Chatman asked students to examine different aspects of the transactions surrounding the will of John Robinson, which conveyed 74 enslaved people to the university and required the university to keep the enslaved community together at Robinson’s estate for 50 years following his death. For example, students were asked to determine whether the Robinson will is a contract, and if so, to examine the ways in which Article 2 of the UCC would govern restrictions on the ways the university could lease or sell the enslaved people.

“In general, students learn better when the work they are doing is bound to reality,” says Chatman.

“Beyond that, it is a real challenge for students to remain dispassionate, as lawyers must, when dealing with legal issues. This is particularly the case with a premise that turns people into a good. I want them to struggle with this.”

One student in the class, Molly Pugh ’21L, saw the class as a powerful and meaningful invitation to explore the practical implications of slavery through the eyes of the law.

“Professor Chatman did a beautiful job of not only providing us with a thorough, in-practice review of the UCC, she used the UCC to highlight the realities of slavery,” Pugh said. “Enslaved people were considered economic assets. In accordance with the UCC, that recognition required us to classify human beings as either ‘farm products’ or ‘equipment.’ ”

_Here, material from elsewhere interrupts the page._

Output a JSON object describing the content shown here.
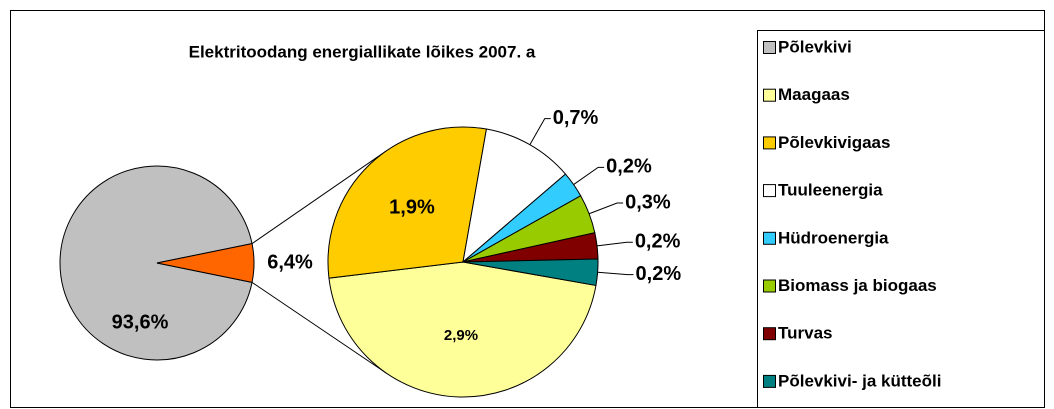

Pugh explained that the classifications implicated a different UCC definition and procedure for perfecting a creditor’s interest in that “property” as collateral, so she and her classmates had to apply the law — both as written at the time in the 1860 Va Code and according to the UCC — as they studied it.

“According to the 1860 Va Code, even if an owner attempted to free his or her slaves, that freedom would not be granted until all debts were paid,” said Pugh. “Even in the few cases where humanity could have prevailed, the law precluded that result.”

And just as Chatman hoped, it was a true struggle for students to remain dispassionate during the exercise.

“In many ways, viewing slavery through the eyes of the UCC forced us to remove emotion,” said Pugh. “However, it also had the effect of revealing the raw emotion — and economic motives — underneath people being treated as property. It showed the force of money and power, especially in the law.”

Chatman is currently writing a law review article about the methods used in the course in the hope that other professors will dig into their institutional history and use those archives as a tool to draw connections between the past and the present.

“I believe students can be as enriched by this exercise as they are by reading the older landmark cases,” she said.